A chance encounter on Portobello Road incites an unsettling, magnetic attraction between Mary, a seventy-five-year-old white British spinster, and Cub, a thirteen-year-old Jamaican boy from Brixton.
The Living Days is never a predictable novel, indeed it is never less than perplexing and unsettling. What rescues it from being merely preposterous is, against expectation, the move from the apparently naturalistic style of the opening chapters to the sections in which free rein is given to the possibility that the living days are lived in a state between life and death ... This is not a novel which offers any reassurance. We never enter a settled space of familiarity. Even within the internal logic of the novel, the nature of what we are reading becomes unstable making it both an exciting and an effortful read ... It is easy to forget, because of its setting and because of the very convincing representation of London life that we are presented with in this novel, that Ananda Devi is from Mauritius and that the book was written in French. It is a tribute to the translator, Jeffrey Zuckerman, that the language of the book flows in an unhindered style even while the half-formed lives of the characters in this intriguing, highly unusual novel confound all assumptions.
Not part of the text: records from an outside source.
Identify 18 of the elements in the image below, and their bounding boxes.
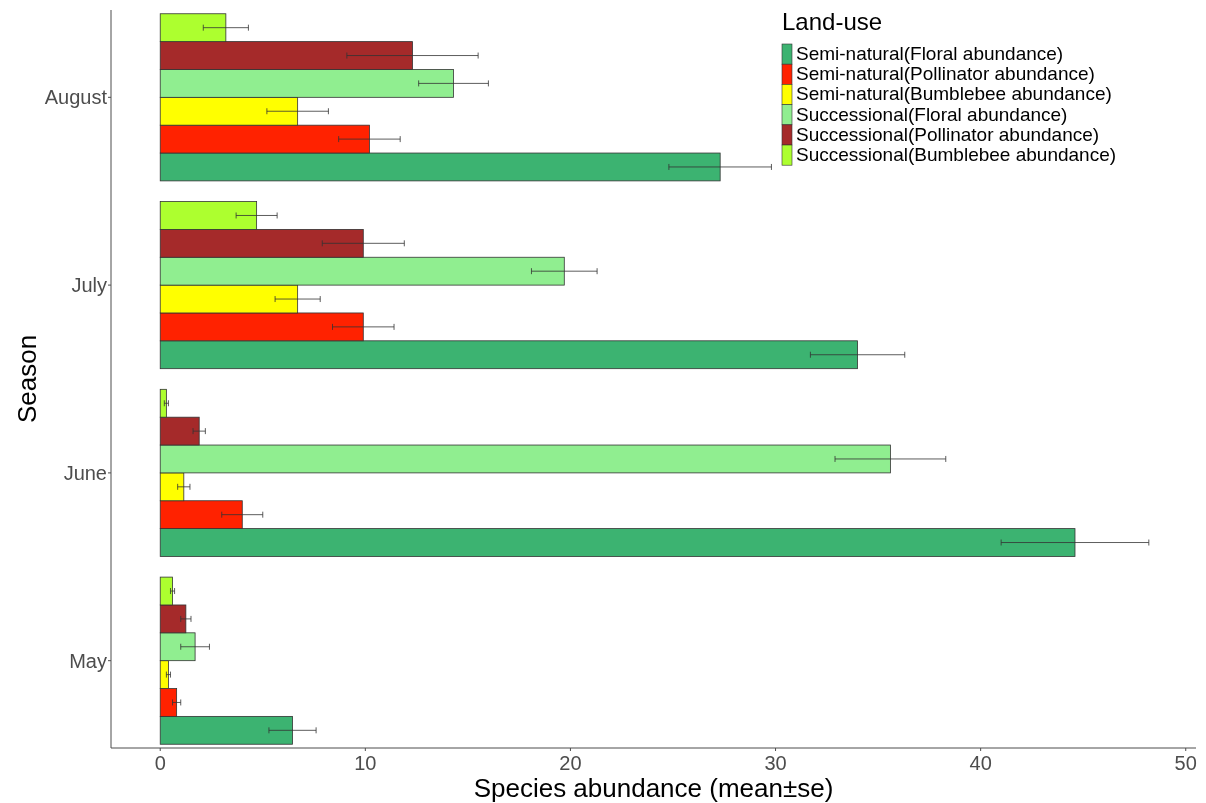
y-tick-label: July [71, 274, 107, 297]
y-tick-label: May [69, 649, 107, 672]
legend-label: Semi-natural(Floral abundance) [796, 43, 1064, 64]
legend-label: Successional(Bumblebee abundance) [796, 144, 1117, 165]
x-axis-title: Species abundance (mean±se) [473, 773, 834, 803]
legend-label: Successional(Floral abundance) [796, 103, 1068, 125]
y-axis-title: Season [12, 334, 42, 424]
y-tick-label: August [44, 86, 108, 109]
x-tick-label: 10 [354, 752, 377, 774]
legend-label: Semi-natural(Pollinator abundance) [796, 63, 1095, 85]
x-tick-label: 20 [559, 752, 582, 774]
legend-label: Semi-natural(Bumblebee abundance) [796, 83, 1112, 105]
y-tick-label: June [63, 461, 107, 484]
x-tick-label: 40 [969, 752, 992, 774]
x-tick-label: 30 [764, 752, 787, 774]
legend-title: Land-use [782, 8, 883, 35]
x-tick-label: 0 [154, 752, 166, 774]
x-tick-label: 50 [1174, 752, 1197, 774]
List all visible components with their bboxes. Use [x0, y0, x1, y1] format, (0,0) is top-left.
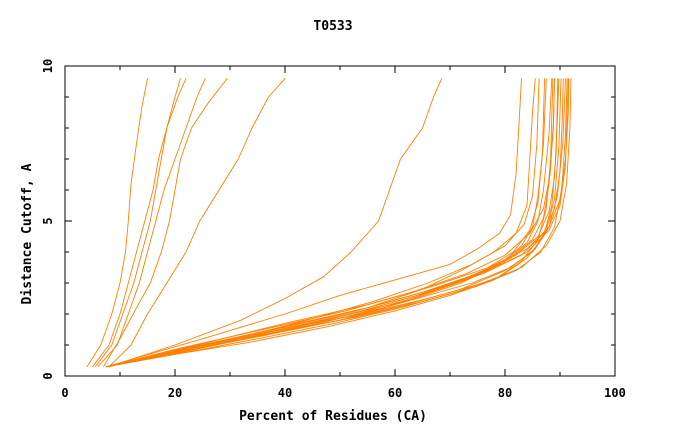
x-tick-label-20: 20	[168, 386, 182, 400]
series-line-12	[106, 78, 555, 368]
series-line-3	[94, 78, 187, 367]
series-line-1	[86, 78, 148, 367]
series-line-4	[97, 78, 206, 367]
x-axis-label: Percent of Residues (CA)	[239, 409, 427, 424]
series-line-16	[106, 78, 566, 368]
x-tick-label-80: 80	[498, 386, 512, 400]
axis-ticks: 0 20 40 60 80 100 0 5 10	[41, 59, 626, 400]
series-line-6	[108, 78, 286, 368]
series-line-2	[92, 78, 181, 367]
x-tick-label-60: 60	[388, 386, 402, 400]
series-line-18	[106, 78, 559, 368]
x-tick-label-0: 0	[61, 386, 68, 400]
series-line-11	[106, 78, 553, 368]
y-axis-label: Distance Cutoff, A	[20, 163, 35, 304]
series-line-7	[108, 78, 443, 368]
y-tick-label-5: 5	[41, 217, 55, 224]
series-line-8	[106, 78, 522, 368]
series-line-5	[103, 78, 228, 367]
series-line-10	[106, 78, 547, 368]
series-line-25	[106, 78, 570, 368]
chart-title: T0533	[313, 19, 352, 34]
x-tick-label-100: 100	[604, 386, 626, 400]
y-tick-label-10: 10	[41, 59, 55, 73]
series-line-24	[106, 78, 555, 368]
series-line-21	[106, 78, 546, 368]
y-tick-label-0: 0	[41, 372, 55, 379]
series-line-19	[106, 78, 554, 368]
series-line-15	[106, 78, 569, 368]
series-line-20	[106, 78, 568, 368]
series-line-23	[106, 78, 572, 368]
x-tick-label-40: 40	[278, 386, 292, 400]
plot-lines	[86, 78, 572, 368]
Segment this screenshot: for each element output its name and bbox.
The abuse scenario recounted in The Living Days prompts a meditation on urban inequality, in which the politics of race and class loom large ... fetishistic language underlines the essentially neocolonial nature of [the] relationship: in its sordid and exploitative dynamic, it symbolically evokes the history of social relations between white and black, between metropole and empire – the legacy of which, Devi suggests, persists in the violence of 21st-century city life ... Devi’s talents were impressively showcased in Eve Out of Her Ruins, which explored everyday violence and misogyny in the slum districts of the Mauritian capital, Port-Louis, with a smart blend of lyricism and sociological insight. The Living Days is a somewhat disappointing follow-up, comparatively lacking in subtlety and trading rather too heavily on shock value. There is a conspicuous strain of Victorian paternalism in Devi’s ruminations on the nexus between poverty and violence, which occasionally lapse from well-meaning solicitude into crass condescension ... tonally awkward moments diminish the novel’s moral force, as does the abundance of cliches in Devi’s prose: some allowance must be made for the ambiguities of translation, but the surfeit of corny phrasees...is cloying. While Mary’s loneliness is rendered with a certain degree of conviction...the character of Cub is two-dimensional...
Devi’s visceral and chilling novel...is a profound portrait of two people living on London’s margins ... Devi’s telling of their relationship is brutal and entirely believable, a gorgeous and haunting depiction of London and the real lives and memories of those unseen within it.